Sports Illustrated is Laying Off 'a Significant Number, Possibly All' of its Staff and Revoking the Company's License to Operate

Noam Galai. Getty Images.

I suppose we all should've seen this coming. Any major media outlet that begins swirling the drain tends to give off strong signals that it is not long for this world. Like the hot gas that emits from a star when it's on the verge of collapsing into a supernova. 

And Sports Illustrated has been emitting more and more hot gas all the time. (See what I did there? You haven't gotten that kind of word play from SI since Rick Reilly's heyday.) For instance, this from less than two months ago:

Now, it appears, the end is near. Except unlike a dying star, SI is going out not with bang, but a whimper:

Source - On Thursday, the Authentic Brands Group revoked Arena Group’s license to operate the Sports Illustrated brand. On Friday, Arena announced a massive round of layoffs to the SI brand.

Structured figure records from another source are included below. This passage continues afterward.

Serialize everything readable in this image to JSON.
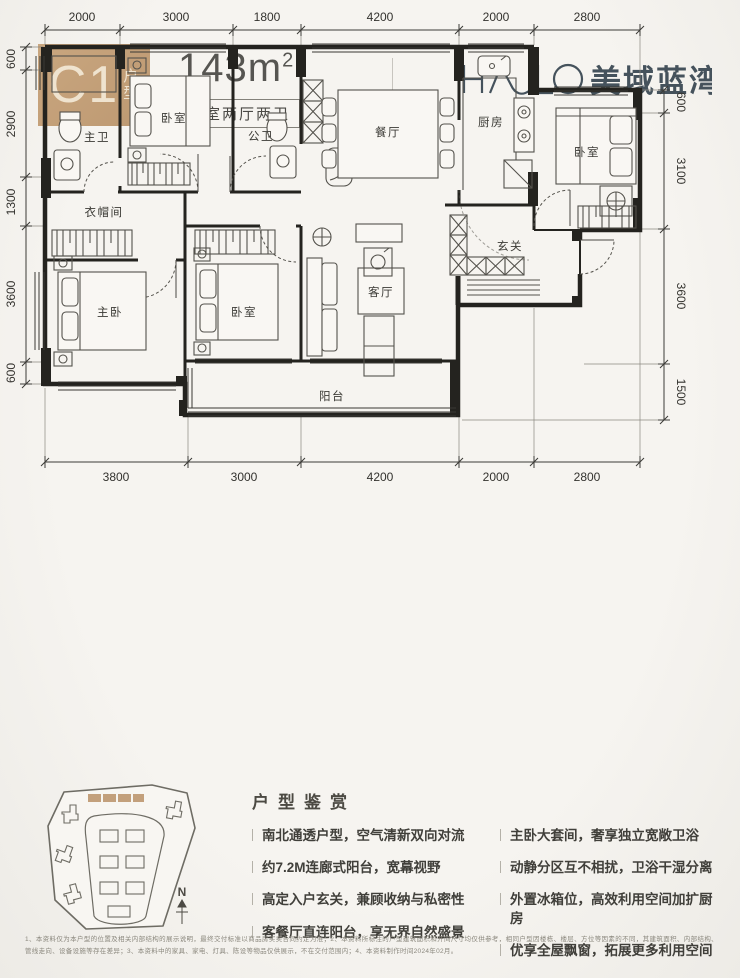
{
  "header": {
    "unit_code": "C1",
    "unit_label_1": "户",
    "unit_label_2": "型",
    "area_value": "143m",
    "area_exp": "2",
    "spec": "四室两厅两卫",
    "brand_cn": "美域蓝湾",
    "brand_color": "#45525c",
    "accent_tan": "#c3a07c"
  },
  "plan": {
    "dims_top": [
      "2000",
      "3000",
      "1800",
      "4200",
      "2000",
      "2800"
    ],
    "dims_bottom": [
      "3800",
      "3000",
      "4200",
      "2000",
      "2800"
    ],
    "dims_left": [
      "600",
      "2900",
      "1300",
      "3600",
      "600"
    ],
    "dims_right": [
      "600",
      "3100",
      "3600",
      "1500"
    ],
    "rooms": {
      "master_bath": "主卫",
      "bedroom_a": "卧室",
      "guest_bath": "公卫",
      "dining": "餐厅",
      "kitchen": "厨房",
      "bedroom_b": "卧室",
      "cloakroom": "衣帽间",
      "foyer": "玄关",
      "master_bedroom": "主卧",
      "bedroom_c": "卧室",
      "living": "客厅",
      "balcony": "阳台"
    }
  },
  "site": {
    "compass": "N"
  },
  "features": {
    "title": "户型鉴赏",
    "left": [
      "南北通透户型，空气清新双向对流",
      "约7.2M连廊式阳台，宽幕视野",
      "高定入户玄关，兼顾收纳与私密性",
      "客餐厅直连阳台，享无界自然盛景"
    ],
    "right": [
      "主卧大套间，奢享独立宽敞卫浴",
      "动静分区互不相扰，卫浴干湿分离",
      "外置冰箱位，高效利用空间加扩厨房",
      "优享全屋飘窗，拓展更多利用空间"
    ]
  },
  "disclaimer": "1、本资料仅为本户型的位置及相关内部结构的展示说明，最终交付标准以商品房买卖合同约定为准；2、本资料所标注的户型建筑面积和开间尺寸均仅供参考，相同户型因楼栋、楼层、方位等因素的不同，其建筑面积、内部结构、管线走向、设备设施等存在差异；3、本资料中的家具、家电、灯具、陈设等物品仅供展示，不在交付范围内；4、本资料制作时间2024年02月。"
}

First, here’s the letter staffers from SI received, announcing the layoffs.

And the writers' union's predictable response, vowing to fight the decision while demanding management honor the contract and stay in business:


I'm going to have to plead ignorance on the inner workings of SI, it's Management/Labor dynamic, or its financial health. I'm simply  a consumer of its product. Which is to say, an ex-consumer. And therein lies the issue. 

If you're under the age of say, 35, you likely have no idea why this would be a big deal. And you'd be 100% justified in not knowing. You'd have to go back at least 25 years to remember a time when Sports Illustrated was an iconic brand. In fact, it dominated the sports magazine market back when that was a thing. It got some competition here and there. SPORT had a long shelf life. Inside Sports had a bit of a run there for a while. But SI was always King Kong in that arena, and swatted away the competition like little biplanes buzzing around it. 

Even decades after ESPN hit the air, SI was helping to define the zeitgeist. Making the cover meant you'd arrived onto the national scene. It was like Madden covers are today. Except it encompassed all sports and there were 52 of them a year. Plus special editions. Most notably, the one Swimsuit Issue that would be in your mailbox or the newstands in the depth of winter. Like a blossom of summer and sex popping up out of the snow. 

But it was only a matter of time before the internet killed the magazine star. No matter how acclaimed the writers were. No matter how iconic and historic the photography was:

By the 2000s, no one felt like waiting a week to find out what happened or what it looked like in still photos. 

And while some of the coverage on the SI website is still worth reading, it's just another resource among many. It's never stood out from the crowd the way other sites have. It's never been appointment viewing. Something you get in the habit of checking all day every day. Like, for instance, in my totally unbiased opinion, the one you're currently reading. 

Even the more splashy, gimmicky content like the Swimsuit Issue grew tired. They tried to keep it relevant by paying big money to celebrities like Livvy Dunne and Angel Reese to generate buzz:


But it's been a total anachronism in a world where you can pull up an infinite number of photos of these women off their own Instagrams by simply reaching into your pocket. 

So whatever the issues are between SI and its employees, there's yer problem, lady. You had a nice run. But your publication hasn't been relevant in a generation. If not longer. And no amount of using bots to write your shitty articles, bikini photo shoots, business strategies, nor all the contract negotiations in the world, can fix that.